幕間
秘密結社
溜まりに溜まっていた書類の処理を終え、椅子に背を預ける。髭を整えながら窓を見れば、もう間もなく日が落ちるというところだった。
不在の期間の決裁仕事は今しがた片付いたが、次は報告書の作成だ。想像される厚みにうんざりとする。
…今日は帰れそうにない。
すぐに取り掛かる気にもなれないので、応接セットのソファに移って茶を淹れることにした。給湯の魔術具で揺れる水面を眺めながら、ここ数日の出来事を思い返す。

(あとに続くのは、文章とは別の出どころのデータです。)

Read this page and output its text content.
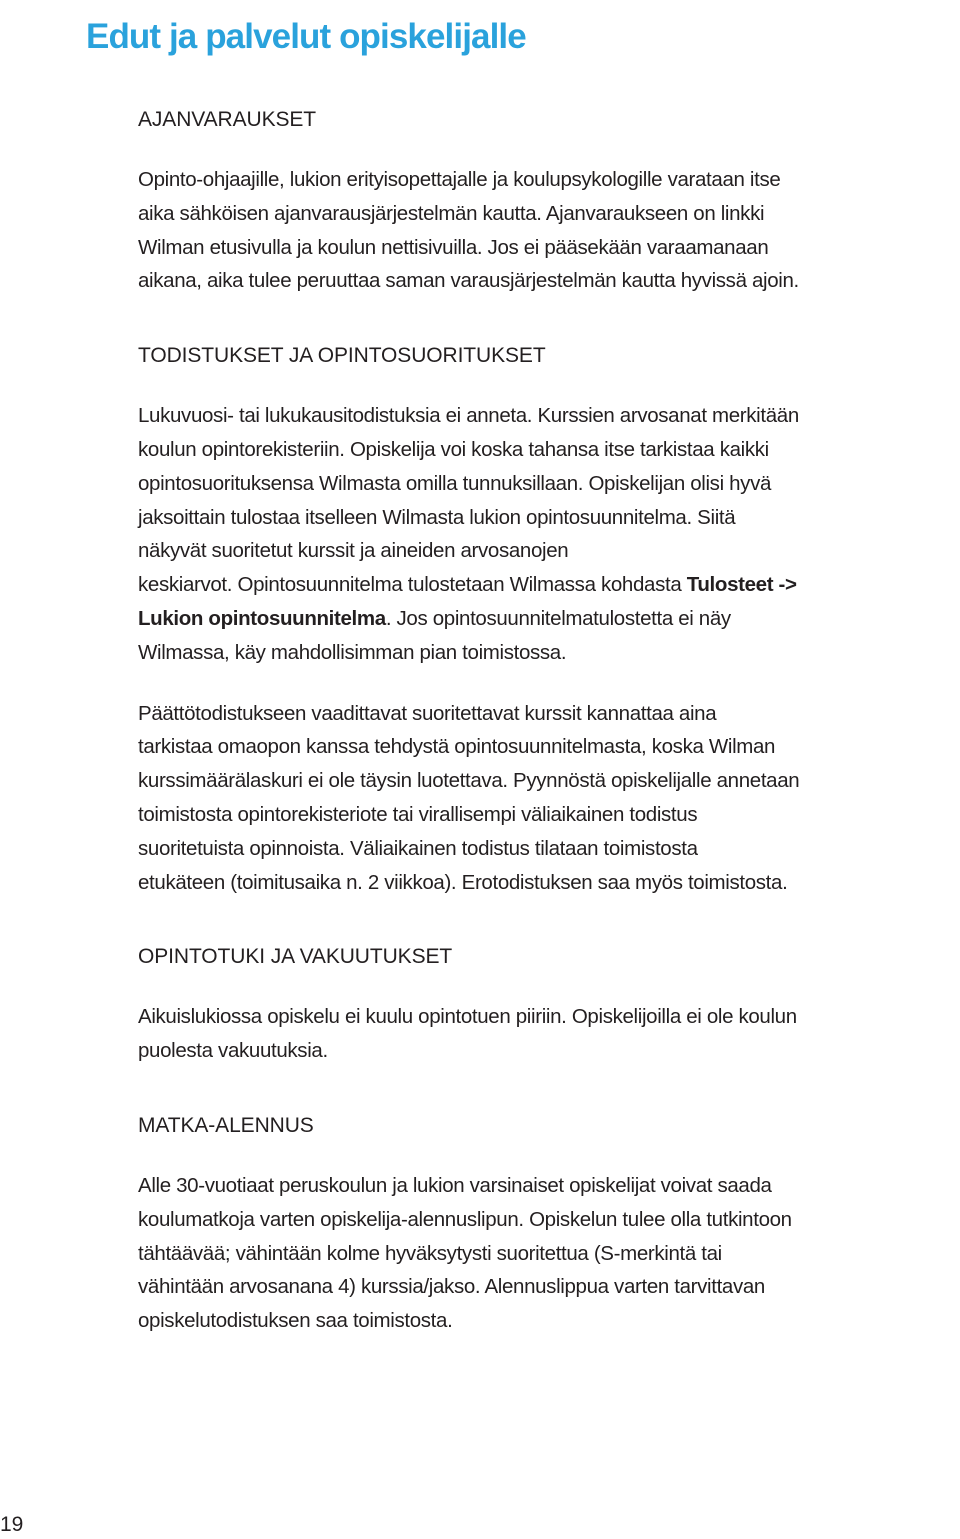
Edut ja palvelut opiskelijalle
AJANVARAUKSET

Opinto-ohjaajille, lukion erityisopettajalle ja koulupsykologille varataan itse
aika sähköisen ajanvarausjärjestelmän kautta. Ajanvaraukseen on linkki
Wilman etusivulla ja koulun nettisivuilla. Jos ei pääsekään varaamanaan
aikana, aika tulee peruuttaa saman varausjärjestelmän kautta hyvissä ajoin.

TODISTUKSET JA OPINTOSUORITUKSET

Lukuvuosi- tai lukukausitodistuksia ei anneta. Kurssien arvosanat merkitään
koulun opintorekisteriin. Opiskelija voi koska tahansa itse tarkistaa kaikki
opintosuorituksensa Wilmasta omilla tunnuksillaan. Opiskelijan olisi hyvä
jaksoittain tulostaa itselleen Wilmasta lukion opintosuunnitelma. Siitä
näkyvät suoritetut kurssit ja aineiden arvosanojen
keskiarvot. Opintosuunnitelma tulostetaan Wilmassa kohdasta Tulosteet ->
Lukion opintosuunnitelma. Jos opintosuunnitelmatulostetta ei näy
Wilmassa, käy mahdollisimman pian toimistossa.

Päättötodistukseen vaadittavat suoritettavat kurssit kannattaa aina
tarkistaa omaopon kanssa tehdystä opintosuunnitelmasta, koska Wilman
kurssimäärälaskuri ei ole täysin luotettava. Pyynnöstä opiskelijalle annetaan
toimistosta opintorekisteriote tai virallisempi väliaikainen todistus
suoritetuista opinnoista. Väliaikainen todistus tilataan toimistosta
etukäteen (toimitusaika n. 2 viikkoa). Erotodistuksen saa myös toimistosta.

OPINTOTUKI JA VAKUUTUKSET

Aikuislukiossa opiskelu ei kuulu opintotuen piiriin. Opiskelijoilla ei ole koulun
puolesta vakuutuksia.

MATKA-ALENNUS

Alle 30-vuotiaat peruskoulun ja lukion varsinaiset opiskelijat voivat saada
koulumatkoja varten opiskelija-alennuslipun. Opiskelun tulee olla tutkintoon
tähtäävää; vähintään kolme hyväksytysti suoritettua (S-merkintä tai
vähintään arvosanana 4) kurssia/jakso. Alennuslippua varten tarvittavan
opiskelutodistuksen saa toimistosta.

19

同僚の尻拭いに赴いた先で、突然始まった遺跡探索。本来、新規遺跡の探索など私の仕事ではないが、現地に行ってしまった以上は手ぶらでは帰れない。
上陸地点の周辺だけ軽く調べて引き揚げようという目論見は、もたらされた情報ですぐに崩れ去った。遺跡の危険度もさることながら、その価値も計り知れない。かなりの部分が水没してしまったとはいえ、壁を剥がして持ち帰るだけでも帝国に大きな利益をもたらすはずだ。
…あの駆け出し冒険者たちには、いくら感謝してもし足りない。彼らの奮闘がなければ、帝国の利益は勿論のこと、私がこうして途中経過の報告に戻ることもできなかっただろう。
その活躍に見合う報酬を渡せなかったことが悔やまれる。…が、踏み入った遺跡で何やら重要そうなものが持ち去られていたことを思い出した。
まぁいいか、と独りごちて、ポットの底から上がる泡を見つめる。
◇
茶が沸くと同時に、執務室の扉が叩かれた。入室を許可すると、顔を見せたのは砦内の警備の責任者だ。脂ぎった頭皮が西日を反射して輝いている。
現在、砦内は大混乱の只中だ。彼もまだ帰れないのだろう。要件に想像はつくが、追い返すわけにもいかないので向かいの席を勧める。
口を湿らせた彼は挨拶もそこそこに話し始めた。
「先日の誘拐の件なのだが…」
案の定の要件に片眉を上げる。下手人に心当たりはあるが、悟られるわけにはいかない。仏頂面のまま黙って続きを聞く。
一通り捜査の経過を聞いたところで問い返した。
「なるほど…それで、どうして私のところに?」
孤島での一件と誘拐事件の関連は、私と部隊の人間にしかわからないはずだ。
目の前の禿頭が重々しく頷く。
「実はな、儂は誘拐事件とブノワ殿の失踪には関連があると考えているのだ。…時を同じくして起こった二つの事件。『地獄の船頭』を名乗る正体不明の人物。その弟子と思われる子供も目撃されている。おそらく大規模な組織が暗躍しているのだろう」
微妙に当たっている推理に冷や汗をかくが、何とか表情を崩さないように努める。
「…それで、私にどうしろと?」
私の再度の問いに、迷捜査官は両腕を組んだ。
「ブノワ殿の失踪の件、私に任せてもらえないか?二つの事件を並行して捜査したいのだ」
…こいつ、警備上の不手際をあのデブの失態に紛れこませるつもりか?
私としても遺跡発見の経緯を何と報告したものか迷っていたので、お互いに利のある提案ではある。
「……まぁ、いいでしょう。貴方を信頼してお任せします」
散々勿体ぶってから了承すると、彼は安堵の笑みを見せた。
「ありがとう。必ずや秘密結社の全容を暴いてみせるよ」
意気揚々と退室していく禿頭。
◇
冷めた茶が入った二組のカップが残されたテーブル。私は思わず突っ伏す。
「…秘密結社って、何だね?」
これを聞いた彼らの顔を想像すると笑いが堪えられない。
あの愉快な二人組は、随分な大物になってしまったらしい。